From the Guidelines
Pancreatic insufficiency should be diagnosed through a combination of clinical assessment and laboratory tests, with the most reliable diagnostic test being fecal elastase measurement, as recommended by the AGA clinical practice update 1. The diagnosis of pancreatic insufficiency involves a comprehensive approach, including:
- Clinical assessment of symptoms such as steatorrhea, weight loss, abdominal pain, and malnutrition
- Laboratory tests, including:
- Fecal elastase test, which is the most appropriate initial test and should be performed on a semi-solid or solid stool specimen, with levels <100 mg/g indicating pancreatic insufficiency and levels of 100–200 mg/g being indeterminate for pancreatic insufficiency 1
- Other tests, such as 72-hour fecal fat collection and serum trypsinogen, may also be useful in certain cases
- Imaging studies, such as CT scans, MRI, or endoscopic ultrasound, can identify structural pancreatic abnormalities that may cause insufficiency, but are not diagnostic of pancreatic insufficiency itself 1 The AGA clinical practice update recommends that pancreatic insufficiency be suspected in patients with high-risk clinical conditions, such as chronic pancreatitis, relapsing acute pancreatitis, pancreatic ductal adenocarcinoma, cystic fibrosis, and previous pancreatic surgery 1. The fecal elastase test is the preferred diagnostic test because it is non-invasive and not affected by pancreatic enzyme replacement therapy 1. Once diagnosed, patients should be evaluated for nutritional deficiencies, particularly fat-soluble vitamins (A, D, E, K), vitamin B12, and essential fatty acids, as these are commonly depleted in pancreatic insufficiency 1. Treatment with pancreatic enzyme replacement therapy (PERT) is required to improve outcomes and reduce the risk of complications related to fat malabsorption and malnutrition 1.
From the Research
Diagnosis of Pancreatic Insufficiency
- The diagnosis of pancreatic insufficiency can be made using various tests, including fecal elastase-1 level testing 2 and 72-h stool for fecal fat estimation 2.

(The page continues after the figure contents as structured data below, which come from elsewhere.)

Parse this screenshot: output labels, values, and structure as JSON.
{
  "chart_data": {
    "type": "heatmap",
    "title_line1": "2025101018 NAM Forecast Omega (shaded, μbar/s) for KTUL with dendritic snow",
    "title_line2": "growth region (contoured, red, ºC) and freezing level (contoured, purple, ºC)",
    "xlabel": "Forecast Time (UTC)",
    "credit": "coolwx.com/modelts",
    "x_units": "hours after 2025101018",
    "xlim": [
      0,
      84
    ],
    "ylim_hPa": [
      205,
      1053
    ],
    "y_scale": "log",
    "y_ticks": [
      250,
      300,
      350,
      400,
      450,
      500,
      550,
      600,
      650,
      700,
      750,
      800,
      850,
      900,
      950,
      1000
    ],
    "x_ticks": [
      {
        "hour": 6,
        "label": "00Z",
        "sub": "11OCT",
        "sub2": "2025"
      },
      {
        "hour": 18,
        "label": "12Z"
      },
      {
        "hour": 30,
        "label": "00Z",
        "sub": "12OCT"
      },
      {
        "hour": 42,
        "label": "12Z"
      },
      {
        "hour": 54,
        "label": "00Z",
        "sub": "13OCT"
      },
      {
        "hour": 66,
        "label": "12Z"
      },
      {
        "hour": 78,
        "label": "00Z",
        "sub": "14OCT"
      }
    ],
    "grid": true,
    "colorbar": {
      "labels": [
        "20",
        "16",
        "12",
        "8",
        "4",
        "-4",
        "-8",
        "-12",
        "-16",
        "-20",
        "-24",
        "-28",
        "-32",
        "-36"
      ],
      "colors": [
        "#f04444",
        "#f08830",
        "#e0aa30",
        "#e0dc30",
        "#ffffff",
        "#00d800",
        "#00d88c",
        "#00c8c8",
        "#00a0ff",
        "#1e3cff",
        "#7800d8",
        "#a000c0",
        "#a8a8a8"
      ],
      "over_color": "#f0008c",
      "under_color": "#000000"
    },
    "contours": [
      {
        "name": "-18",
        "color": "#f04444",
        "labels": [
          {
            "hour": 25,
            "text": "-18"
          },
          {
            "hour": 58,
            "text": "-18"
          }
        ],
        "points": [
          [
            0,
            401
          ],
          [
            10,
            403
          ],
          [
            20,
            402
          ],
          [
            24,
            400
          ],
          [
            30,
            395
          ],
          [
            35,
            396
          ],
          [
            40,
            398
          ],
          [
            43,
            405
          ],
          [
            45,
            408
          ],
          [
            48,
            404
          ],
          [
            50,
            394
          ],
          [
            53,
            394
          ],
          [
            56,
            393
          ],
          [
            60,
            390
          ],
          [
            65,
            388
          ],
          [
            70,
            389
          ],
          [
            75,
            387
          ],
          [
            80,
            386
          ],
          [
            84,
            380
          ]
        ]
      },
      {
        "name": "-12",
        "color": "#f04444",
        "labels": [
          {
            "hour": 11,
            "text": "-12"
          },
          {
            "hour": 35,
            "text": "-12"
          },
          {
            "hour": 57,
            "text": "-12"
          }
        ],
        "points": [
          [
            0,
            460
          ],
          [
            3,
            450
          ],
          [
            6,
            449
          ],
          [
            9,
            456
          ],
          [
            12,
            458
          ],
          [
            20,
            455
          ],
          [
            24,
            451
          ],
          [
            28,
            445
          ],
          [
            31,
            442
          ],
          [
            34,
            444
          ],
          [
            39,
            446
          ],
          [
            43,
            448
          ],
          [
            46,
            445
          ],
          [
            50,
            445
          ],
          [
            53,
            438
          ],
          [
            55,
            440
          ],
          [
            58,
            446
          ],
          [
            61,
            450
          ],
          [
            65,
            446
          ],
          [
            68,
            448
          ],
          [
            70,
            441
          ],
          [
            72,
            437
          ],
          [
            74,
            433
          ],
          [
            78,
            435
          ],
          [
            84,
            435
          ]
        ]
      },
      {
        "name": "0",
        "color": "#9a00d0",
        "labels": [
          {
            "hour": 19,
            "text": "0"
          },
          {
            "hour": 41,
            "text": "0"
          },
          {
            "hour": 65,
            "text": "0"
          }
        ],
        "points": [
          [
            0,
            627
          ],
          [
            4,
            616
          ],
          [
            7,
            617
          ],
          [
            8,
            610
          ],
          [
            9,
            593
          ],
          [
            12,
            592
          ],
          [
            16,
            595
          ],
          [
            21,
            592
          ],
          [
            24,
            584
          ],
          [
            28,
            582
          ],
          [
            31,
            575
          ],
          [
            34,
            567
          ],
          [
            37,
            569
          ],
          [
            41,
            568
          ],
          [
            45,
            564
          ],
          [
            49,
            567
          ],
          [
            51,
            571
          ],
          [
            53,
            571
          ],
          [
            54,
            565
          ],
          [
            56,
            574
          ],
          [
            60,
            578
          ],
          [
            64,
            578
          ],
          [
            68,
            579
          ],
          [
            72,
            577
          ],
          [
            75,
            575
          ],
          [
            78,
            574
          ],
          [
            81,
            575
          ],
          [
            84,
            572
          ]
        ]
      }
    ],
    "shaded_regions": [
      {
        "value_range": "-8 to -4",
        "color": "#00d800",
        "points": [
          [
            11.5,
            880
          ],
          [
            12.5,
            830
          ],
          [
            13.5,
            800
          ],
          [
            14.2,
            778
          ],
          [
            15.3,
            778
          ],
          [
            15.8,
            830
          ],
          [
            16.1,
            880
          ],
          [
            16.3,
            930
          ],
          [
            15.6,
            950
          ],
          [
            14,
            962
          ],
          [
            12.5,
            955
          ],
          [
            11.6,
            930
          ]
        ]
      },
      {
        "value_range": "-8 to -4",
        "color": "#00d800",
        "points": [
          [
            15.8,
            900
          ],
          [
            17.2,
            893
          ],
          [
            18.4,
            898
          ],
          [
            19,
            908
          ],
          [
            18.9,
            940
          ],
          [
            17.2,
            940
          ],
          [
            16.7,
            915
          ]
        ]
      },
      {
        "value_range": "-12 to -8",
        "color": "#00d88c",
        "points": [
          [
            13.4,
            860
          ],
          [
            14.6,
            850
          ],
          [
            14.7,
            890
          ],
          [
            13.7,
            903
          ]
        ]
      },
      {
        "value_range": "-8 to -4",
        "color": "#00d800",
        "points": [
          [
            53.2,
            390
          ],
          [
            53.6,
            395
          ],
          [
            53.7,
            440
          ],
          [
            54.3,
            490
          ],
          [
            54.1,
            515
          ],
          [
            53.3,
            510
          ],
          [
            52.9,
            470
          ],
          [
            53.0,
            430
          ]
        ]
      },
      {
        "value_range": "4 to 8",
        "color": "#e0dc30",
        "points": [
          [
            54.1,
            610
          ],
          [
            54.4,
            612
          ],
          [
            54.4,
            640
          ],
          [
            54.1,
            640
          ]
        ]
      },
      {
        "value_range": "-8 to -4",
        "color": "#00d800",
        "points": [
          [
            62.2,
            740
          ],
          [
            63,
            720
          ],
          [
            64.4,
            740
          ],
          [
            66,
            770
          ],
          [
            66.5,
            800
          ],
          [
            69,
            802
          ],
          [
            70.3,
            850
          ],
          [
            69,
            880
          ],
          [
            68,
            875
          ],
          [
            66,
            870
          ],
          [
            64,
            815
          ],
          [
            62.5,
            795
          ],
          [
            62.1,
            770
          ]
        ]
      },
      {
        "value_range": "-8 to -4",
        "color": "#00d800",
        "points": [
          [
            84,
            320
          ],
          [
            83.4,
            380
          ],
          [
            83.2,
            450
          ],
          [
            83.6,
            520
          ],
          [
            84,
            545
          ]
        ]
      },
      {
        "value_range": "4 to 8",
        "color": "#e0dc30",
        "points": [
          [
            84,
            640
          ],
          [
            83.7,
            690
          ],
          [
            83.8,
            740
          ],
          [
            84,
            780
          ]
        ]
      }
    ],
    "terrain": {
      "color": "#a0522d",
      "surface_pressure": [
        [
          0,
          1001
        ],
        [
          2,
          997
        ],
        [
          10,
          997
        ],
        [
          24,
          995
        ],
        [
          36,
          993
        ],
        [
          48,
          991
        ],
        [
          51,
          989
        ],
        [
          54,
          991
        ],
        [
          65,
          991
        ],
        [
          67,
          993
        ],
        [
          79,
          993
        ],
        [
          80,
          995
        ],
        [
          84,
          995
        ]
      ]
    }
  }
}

- Fecal elastase-1 level testing is a sensitive test, but it does not have a good agreement with 72-h stool for fecal fat estimation 2.
- The 72-h stool for fecal fat estimation is considered a gold standard indirect test for the diagnosis of pancreatic exocrine insufficiency, but it is cumbersome for both patients and laboratory personnel alike 2.
Role of Pancreatic Enzyme Replacement Therapy
- Pancreatic enzyme replacement therapy (PERT) is safe and effective at treating pancreatic exocrine insufficiency 3, 4, 5.
- PERT reduces fecal energy and fat loss in patients with chronic pancreatitis and pancreatic exocrine insufficiency 6.
- The benefits of PERT in chronic pancreatitis include improved coefficient of fat absorption, reduced faecal fat excretion, and improved quality of life 4.
Testing and Monitoring
- Testing fecal elastase-1 level is useful for the diagnosis of pancreatic exocrine insufficiency 3.
- Monitoring of therapy can be done by assessing the coefficient of fat absorption, faecal fat excretion, and abdominal pain 4.
- Current research is aimed at developing better means to monitor therapy and improving the efficiency of action of pancreatic enzyme replacement therapy in the duodenum 5.